Lezen we met deze kennis opnieuw zin (1), dan wordt Billy’s ergernis voorstelbaar: wat belangrijk is wordt voorop geplaatst: ergernis. Pakt dat mens haar ‘pap’ in? Het is toch niet steeds geestig wat ze allemaal vertelt? De bespiede situatie vervreemdt Billy van haar vader, zijn almaar lachen onttakelt het beeld dat ze van hem heeft, dat neemt ze hem kwalijk. Yves weet hoe hij vrouwen moet bekoren. Het lijkt Billy teleur te stellen dat “pap” in tegenstelling tot voorheen geen jongere vrouw dan deze voor zich weet in te nemen. De lezer herinnert zich dat eerder in het verhaal een knap meisje van afdeling Logistics hem had “toegehijgd” dat hij een” flexi CEO” was en dat hij, Yves, aanvankelijk iets anders gehoord had.
(3) Die vrouwen van destijds, die meisjes accepteerde ze “morrend,” een klanknabootsing; Billy hield haar ongenoegen kennelijk zoveel mogelijk voor zich. Waarschijnlijk ervoer ze die meisjes als minder bedreigend dan de vrouw aan de overkant.
(4) Over die jonge meisjes zeiden haar broers “dat dit wel een keer overging,” maar dat kan ze amper als geruststelling opnemen. Dat “alle drie” lijkt Billy’s ongelijk te benadrukken, maar wakkert haar brommen alleen maar aan: alsof jullie er verstand van hebben. Vandaar (5) “Houd toch op!” Jongerentaal.
Zin (6) valt op twee manieren te interpreteren. Wellicht hadden haar broers in deze ongemakkelijke discussie geroepen: Wat zeg je? Houd toch op? Jouw vriendinnen vinden papa ook charmant. En zonder twijfel hebben de broers zelfs namen genoemd.

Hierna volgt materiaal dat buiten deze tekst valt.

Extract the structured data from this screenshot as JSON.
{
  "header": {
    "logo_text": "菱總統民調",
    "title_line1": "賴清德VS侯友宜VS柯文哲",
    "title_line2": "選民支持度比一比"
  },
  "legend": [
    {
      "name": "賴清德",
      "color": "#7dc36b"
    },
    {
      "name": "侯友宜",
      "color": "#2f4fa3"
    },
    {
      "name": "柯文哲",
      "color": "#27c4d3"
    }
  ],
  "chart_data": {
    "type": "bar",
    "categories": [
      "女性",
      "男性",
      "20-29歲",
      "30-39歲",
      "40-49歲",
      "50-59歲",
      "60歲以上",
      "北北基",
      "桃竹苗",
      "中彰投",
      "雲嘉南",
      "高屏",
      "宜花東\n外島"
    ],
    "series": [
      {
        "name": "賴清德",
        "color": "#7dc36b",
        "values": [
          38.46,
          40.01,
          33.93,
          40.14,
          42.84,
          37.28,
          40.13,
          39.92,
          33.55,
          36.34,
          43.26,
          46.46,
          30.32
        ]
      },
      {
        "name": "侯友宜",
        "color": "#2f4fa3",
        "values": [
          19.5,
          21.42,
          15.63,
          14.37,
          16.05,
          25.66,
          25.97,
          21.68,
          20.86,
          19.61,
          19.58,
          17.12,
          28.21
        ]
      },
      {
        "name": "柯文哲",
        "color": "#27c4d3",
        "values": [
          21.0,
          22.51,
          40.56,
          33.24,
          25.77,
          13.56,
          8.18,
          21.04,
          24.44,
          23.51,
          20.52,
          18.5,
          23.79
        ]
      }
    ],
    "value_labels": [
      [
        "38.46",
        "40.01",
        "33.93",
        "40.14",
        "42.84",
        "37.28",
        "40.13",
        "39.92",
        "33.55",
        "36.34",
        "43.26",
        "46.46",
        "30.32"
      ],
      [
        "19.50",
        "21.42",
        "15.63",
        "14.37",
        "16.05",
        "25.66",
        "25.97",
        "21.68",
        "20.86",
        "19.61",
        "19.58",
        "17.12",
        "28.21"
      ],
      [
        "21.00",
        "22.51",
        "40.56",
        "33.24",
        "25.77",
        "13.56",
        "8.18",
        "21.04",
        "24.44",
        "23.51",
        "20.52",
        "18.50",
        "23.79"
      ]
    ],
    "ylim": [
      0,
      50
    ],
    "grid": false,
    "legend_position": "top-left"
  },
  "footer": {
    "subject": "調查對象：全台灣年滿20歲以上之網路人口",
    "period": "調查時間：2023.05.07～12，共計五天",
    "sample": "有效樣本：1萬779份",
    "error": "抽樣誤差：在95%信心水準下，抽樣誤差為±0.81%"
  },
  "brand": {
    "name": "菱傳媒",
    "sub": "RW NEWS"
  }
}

De tweede interpretatie is dat op dit moment in de discussie tot Billy doordringt dat sommige van haar vriendinnen haar vader leuk vinden. Met zin (7) geeft ze hierop verontwaardigd commentaar, misschien inwendig maar dat lijkt me niet Billy’s type. “Doe normaal.” Opnieuw typisch jongerentaal. Zin (8) lijkt dan weer een fragment innerlijke monoloog: “Stel je voor.” Die korte zinnetjes maken het verhaal speels, levendig. En daar in het bespiede toneeltje lachte papa al weer en de vrouw lachte terug. Als een haast wanhopige uitroep klinkt Billy’s met moeite ingehouden verontwaardiging “Wat vreselijk!” In zulke korte zinnetjes verzwijgt de auteur woorden, anders gezegd: ze schrijft niet ‘wat-is-dat-vreselijk,’ maar ‘Wat vreselijk.’ hier en in (5), (7), (8), (11), (12) is sprake van ellipsen, weglatingen, en dit stijlverschijnsel dat in spreektaal meer voorkomt dan in geschreven taal, draagt bij aan de levendigheid van het vertellen.

Ik sluit af met een kleine correctie. In mijn vorige blog heb ik me vergist; Vera verhuist niet naar Rotterdam maar vanuit Rotterdam naar Brussel.